Exhibits
 
 
PERMANENT COLLECTION

Charles E. Burchfield (American, 1893-1967), Six O'Clock, 1936
Watercolor, 24 x 30 in.
Museum purchase with the Jennie Dickenson Buck Fund, 37.297

Charles E. Burchfield viewed himself as a romantic landscape painter. His preferred medium was watercolor, which he manipulated innovatively to create works that he felt had the solidity and monumentality of oil paintings.

He lived and worked in Salem, Ohio, and later in and around Buffalo, NY, and his subjects were the buildings and outdoor scenes that he walked past every day. His watercolors fall into three periods: from 1916 to the early 1920s, poetic evocations of nature; from the early 1920s to the early 1940s, bold, somber landscapes and urban scenes; and, after 1943 to the mid 1960s, a return to lyric expressions of nature, painted with a heightened sense of emotion. Each Burchfield work is infused with a deep personal symbolism born of the artist's emotional response to nature and his surroundings.
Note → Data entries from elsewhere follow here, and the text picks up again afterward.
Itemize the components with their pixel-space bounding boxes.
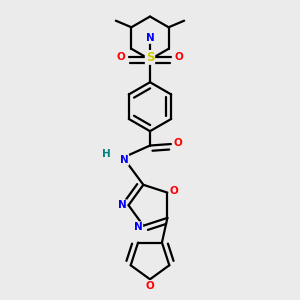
Text: O: O (174, 52, 183, 62)
Text: S: S (146, 51, 154, 64)
Text: H: H (102, 148, 111, 159)
Text: O: O (169, 186, 178, 196)
Text: N: N (134, 222, 142, 232)
Text: N: N (120, 155, 128, 165)
Text: N: N (146, 33, 154, 43)
Text: O: O (173, 138, 182, 148)
Text: O: O (145, 281, 154, 291)
Text: N: N (118, 200, 126, 210)
Text: O: O (117, 52, 126, 62)
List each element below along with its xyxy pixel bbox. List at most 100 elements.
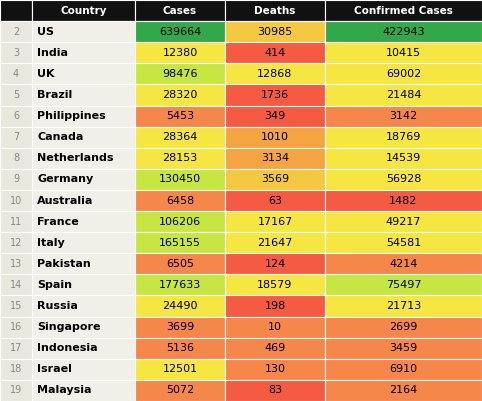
Bar bbox=[0, 253, 32, 274]
Text: 15: 15 bbox=[10, 301, 22, 311]
Text: 17167: 17167 bbox=[257, 217, 293, 227]
Bar bbox=[135, 21, 225, 42]
Bar bbox=[32, 127, 135, 148]
Text: 28153: 28153 bbox=[162, 153, 198, 163]
Bar bbox=[325, 169, 482, 190]
Bar bbox=[135, 211, 225, 232]
Bar bbox=[325, 274, 482, 296]
Text: 165155: 165155 bbox=[159, 238, 201, 248]
Bar bbox=[32, 169, 135, 190]
Bar bbox=[0, 296, 32, 316]
Bar bbox=[135, 338, 225, 359]
Bar bbox=[32, 190, 135, 211]
Text: 63: 63 bbox=[268, 196, 282, 205]
Bar bbox=[225, 274, 325, 296]
Text: 6910: 6910 bbox=[389, 365, 417, 375]
Bar bbox=[225, 211, 325, 232]
Text: 198: 198 bbox=[264, 301, 286, 311]
Text: Pakistan: Pakistan bbox=[37, 259, 91, 269]
Bar bbox=[325, 148, 482, 169]
Text: 16: 16 bbox=[10, 322, 22, 332]
Text: 21713: 21713 bbox=[386, 301, 421, 311]
Text: Russia: Russia bbox=[37, 301, 78, 311]
Bar bbox=[135, 0, 225, 21]
Text: 12501: 12501 bbox=[162, 365, 198, 375]
Bar bbox=[225, 316, 325, 338]
Text: 17: 17 bbox=[10, 343, 22, 353]
Bar bbox=[135, 85, 225, 105]
Bar bbox=[135, 105, 225, 127]
Text: 10415: 10415 bbox=[386, 48, 421, 58]
Bar bbox=[135, 296, 225, 316]
Text: 18579: 18579 bbox=[257, 280, 293, 290]
Bar bbox=[225, 42, 325, 63]
Bar bbox=[325, 296, 482, 316]
Text: Malaysia: Malaysia bbox=[37, 385, 92, 395]
Text: 10: 10 bbox=[268, 322, 282, 332]
Bar bbox=[32, 42, 135, 63]
Bar bbox=[325, 359, 482, 380]
Text: 6505: 6505 bbox=[166, 259, 194, 269]
Text: 18769: 18769 bbox=[386, 132, 421, 142]
Text: Canada: Canada bbox=[37, 132, 83, 142]
Text: 6458: 6458 bbox=[166, 196, 194, 205]
Bar bbox=[325, 190, 482, 211]
Bar bbox=[135, 169, 225, 190]
Text: 422943: 422943 bbox=[382, 26, 425, 36]
Text: 177633: 177633 bbox=[159, 280, 201, 290]
Bar bbox=[32, 211, 135, 232]
Bar bbox=[135, 274, 225, 296]
Bar bbox=[325, 105, 482, 127]
Bar bbox=[225, 296, 325, 316]
Text: 2699: 2699 bbox=[389, 322, 418, 332]
Bar bbox=[32, 274, 135, 296]
Text: 130450: 130450 bbox=[159, 174, 201, 184]
Bar bbox=[225, 85, 325, 105]
Bar bbox=[0, 127, 32, 148]
Text: 2: 2 bbox=[13, 26, 19, 36]
Bar bbox=[32, 316, 135, 338]
Bar bbox=[0, 42, 32, 63]
Text: Deaths: Deaths bbox=[254, 6, 295, 16]
Text: UK: UK bbox=[37, 69, 54, 79]
Bar bbox=[225, 169, 325, 190]
Bar bbox=[32, 85, 135, 105]
Bar bbox=[325, 211, 482, 232]
Bar bbox=[225, 127, 325, 148]
Bar bbox=[135, 63, 225, 85]
Bar bbox=[32, 148, 135, 169]
Bar bbox=[225, 21, 325, 42]
Text: 14: 14 bbox=[10, 280, 22, 290]
Bar bbox=[135, 42, 225, 63]
Text: 349: 349 bbox=[264, 111, 286, 121]
Text: 10: 10 bbox=[10, 196, 22, 205]
Bar bbox=[225, 338, 325, 359]
Text: Australia: Australia bbox=[37, 196, 94, 205]
Text: 1482: 1482 bbox=[389, 196, 418, 205]
Bar bbox=[225, 105, 325, 127]
Bar bbox=[0, 169, 32, 190]
Text: 5453: 5453 bbox=[166, 111, 194, 121]
Text: 4214: 4214 bbox=[389, 259, 418, 269]
Bar bbox=[0, 274, 32, 296]
Bar bbox=[0, 63, 32, 85]
Text: 5136: 5136 bbox=[166, 343, 194, 353]
Bar bbox=[32, 338, 135, 359]
Text: 6: 6 bbox=[13, 111, 19, 121]
Text: Cases: Cases bbox=[163, 6, 197, 16]
Bar bbox=[0, 316, 32, 338]
Text: Italy: Italy bbox=[37, 238, 65, 248]
Bar bbox=[0, 0, 32, 21]
Bar bbox=[225, 148, 325, 169]
Text: 5072: 5072 bbox=[166, 385, 194, 395]
Bar bbox=[135, 148, 225, 169]
Text: 106206: 106206 bbox=[159, 217, 201, 227]
Text: France: France bbox=[37, 217, 79, 227]
Text: Netherlands: Netherlands bbox=[37, 153, 113, 163]
Text: 56928: 56928 bbox=[386, 174, 421, 184]
Text: 3569: 3569 bbox=[261, 174, 289, 184]
Text: 2164: 2164 bbox=[389, 385, 417, 395]
Bar bbox=[32, 380, 135, 401]
Text: 3699: 3699 bbox=[166, 322, 194, 332]
Text: 14539: 14539 bbox=[386, 153, 421, 163]
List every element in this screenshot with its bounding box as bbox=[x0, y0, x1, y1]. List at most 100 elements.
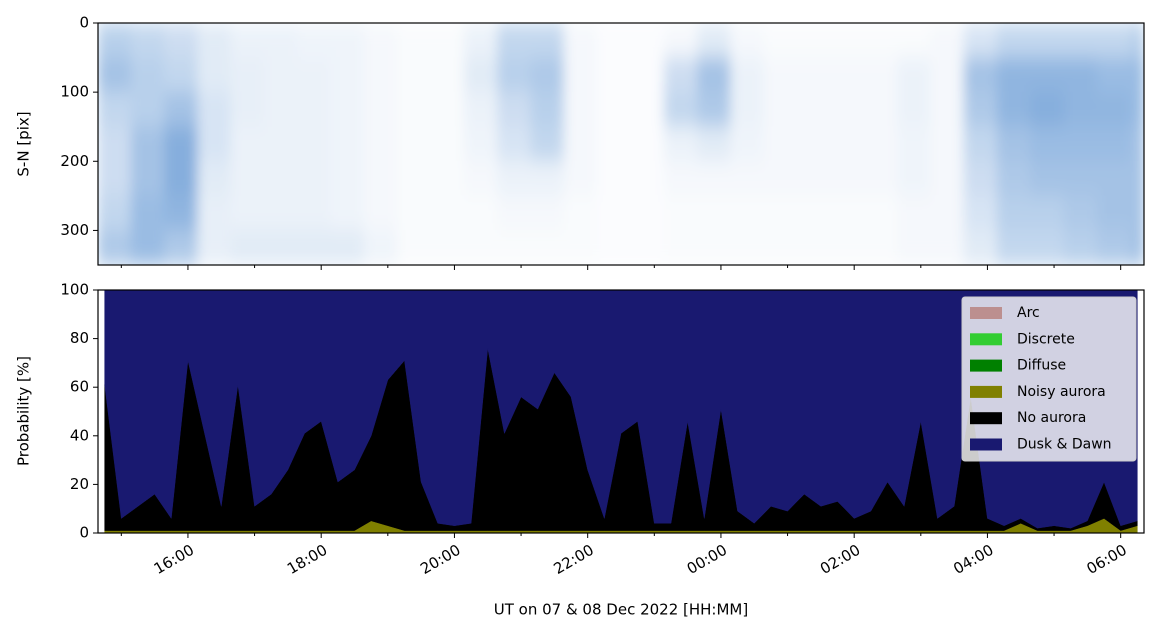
y-axis-label: S-N [pix] bbox=[15, 111, 33, 176]
keogram-cell bbox=[630, 195, 665, 231]
keogram-cell bbox=[264, 126, 299, 162]
keogram-cell bbox=[930, 23, 965, 59]
keogram-cell bbox=[297, 57, 332, 93]
keogram-cell bbox=[363, 91, 399, 128]
keogram-cell bbox=[996, 126, 1032, 162]
keogram-cell bbox=[197, 23, 232, 59]
keogram-cell bbox=[463, 195, 499, 231]
keogram-cell bbox=[430, 57, 465, 93]
keogram-cell bbox=[1096, 23, 1132, 59]
keogram-cell bbox=[763, 126, 799, 162]
keogram-cell bbox=[1096, 195, 1132, 231]
keogram-cell bbox=[630, 57, 665, 93]
keogram-cell bbox=[363, 57, 399, 93]
keogram-cell bbox=[1130, 126, 1144, 162]
keogram-cell bbox=[164, 23, 199, 59]
keogram-cell bbox=[330, 229, 365, 265]
keogram-cell bbox=[264, 57, 299, 93]
keogram-cell bbox=[763, 57, 799, 93]
keogram-cell bbox=[996, 23, 1032, 59]
keogram-cell bbox=[730, 229, 765, 265]
keogram-cell bbox=[996, 57, 1032, 93]
keogram-cell bbox=[730, 57, 765, 93]
keogram-cell bbox=[597, 23, 632, 59]
keogram-cell bbox=[730, 160, 765, 197]
keogram-cell bbox=[230, 57, 266, 93]
legend-label: No aurora bbox=[1017, 410, 1086, 426]
keogram-cell bbox=[996, 229, 1032, 265]
x-tick-label: 18:00 bbox=[284, 541, 330, 578]
keogram-cell bbox=[663, 229, 699, 265]
keogram-cell bbox=[397, 229, 432, 265]
keogram-cell bbox=[563, 160, 599, 197]
legend-label: Discrete bbox=[1017, 331, 1075, 347]
keogram-cell bbox=[730, 195, 765, 231]
keogram-cell bbox=[463, 229, 499, 265]
keogram-cell bbox=[1063, 160, 1098, 197]
keogram-cell bbox=[797, 229, 832, 265]
keogram-cell bbox=[663, 126, 699, 162]
legend-label: Noisy aurora bbox=[1017, 384, 1106, 400]
keogram-cell bbox=[563, 23, 599, 59]
keogram-cell bbox=[430, 229, 465, 265]
area bbox=[104, 290, 1138, 529]
keogram-cell bbox=[197, 229, 232, 265]
keogram-cell bbox=[130, 126, 166, 162]
keogram-cell bbox=[330, 57, 365, 93]
legend-label: Dusk & Dawn bbox=[1017, 437, 1112, 453]
keogram-cell bbox=[963, 57, 998, 93]
keogram-cell bbox=[797, 126, 832, 162]
y-tick-label: 300 bbox=[60, 221, 89, 239]
y-tick-label: 60 bbox=[70, 378, 89, 396]
keogram-cell bbox=[863, 160, 898, 197]
keogram-cell bbox=[98, 195, 132, 231]
x-tick-label: 20:00 bbox=[417, 541, 463, 578]
keogram-cell bbox=[230, 195, 266, 231]
legend-swatch bbox=[970, 412, 1002, 425]
y-tick-label: 0 bbox=[79, 14, 89, 32]
y-tick-label: 40 bbox=[70, 426, 89, 444]
keogram-cell bbox=[563, 229, 599, 265]
x-tick-label: 22:00 bbox=[550, 541, 596, 578]
keogram-cell bbox=[1030, 91, 1065, 128]
keogram-cell bbox=[463, 91, 499, 128]
keogram-cell bbox=[630, 229, 665, 265]
keogram-cell bbox=[397, 91, 432, 128]
keogram-cell bbox=[1130, 195, 1144, 231]
keogram-cell bbox=[497, 23, 532, 59]
keogram-cell bbox=[930, 57, 965, 93]
keogram-cell bbox=[730, 91, 765, 128]
keogram-cell bbox=[130, 91, 166, 128]
keogram-cell bbox=[530, 91, 565, 128]
keogram-cell bbox=[98, 57, 132, 93]
keogram-cell bbox=[1063, 126, 1098, 162]
x-tick-label: 06:00 bbox=[1083, 541, 1129, 578]
keogram-cell bbox=[597, 195, 632, 231]
keogram-cell bbox=[463, 23, 499, 59]
keogram-cell bbox=[363, 195, 399, 231]
areas bbox=[104, 290, 1138, 533]
keogram-cell bbox=[397, 195, 432, 231]
keogram-cell bbox=[1130, 160, 1144, 197]
keogram bbox=[98, 23, 1144, 265]
keogram-cell bbox=[896, 23, 932, 59]
keogram-cell bbox=[863, 91, 898, 128]
keogram-cell bbox=[597, 126, 632, 162]
keogram-cell bbox=[230, 23, 266, 59]
keogram-cell bbox=[963, 23, 998, 59]
keogram-cell bbox=[1030, 195, 1065, 231]
keogram-cell bbox=[896, 126, 932, 162]
keogram-cell bbox=[330, 91, 365, 128]
keogram-cell bbox=[130, 23, 166, 59]
legend-swatch bbox=[970, 438, 1002, 451]
legend-swatch bbox=[970, 333, 1002, 346]
keogram-cell bbox=[230, 126, 266, 162]
y-tick-label: 20 bbox=[70, 475, 89, 493]
keogram-cell bbox=[363, 229, 399, 265]
keogram-cell bbox=[597, 229, 632, 265]
keogram-cell bbox=[1030, 23, 1065, 59]
keogram-cell bbox=[630, 91, 665, 128]
keogram-cell bbox=[663, 23, 699, 59]
keogram-cell bbox=[197, 91, 232, 128]
keogram-cell bbox=[1063, 91, 1098, 128]
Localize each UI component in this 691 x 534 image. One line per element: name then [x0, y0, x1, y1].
With Six O'Clock, the artist portrays a passerby's view into a Depression Era home on a winter's night. Through the kitchen windows, we see a common scene of a family preparing for dinner. In characteristic Burchfield style, there is a slightly ominous feeling to this calm scene with the snow piled in rhythmic peaks and a crescent moon hanging in the clear sky. It is a brooding scene of heightened silence and houses almost sagging under the weight of the snow. Burchfield's intention was to evoke human emotion through the natural elements of landscape.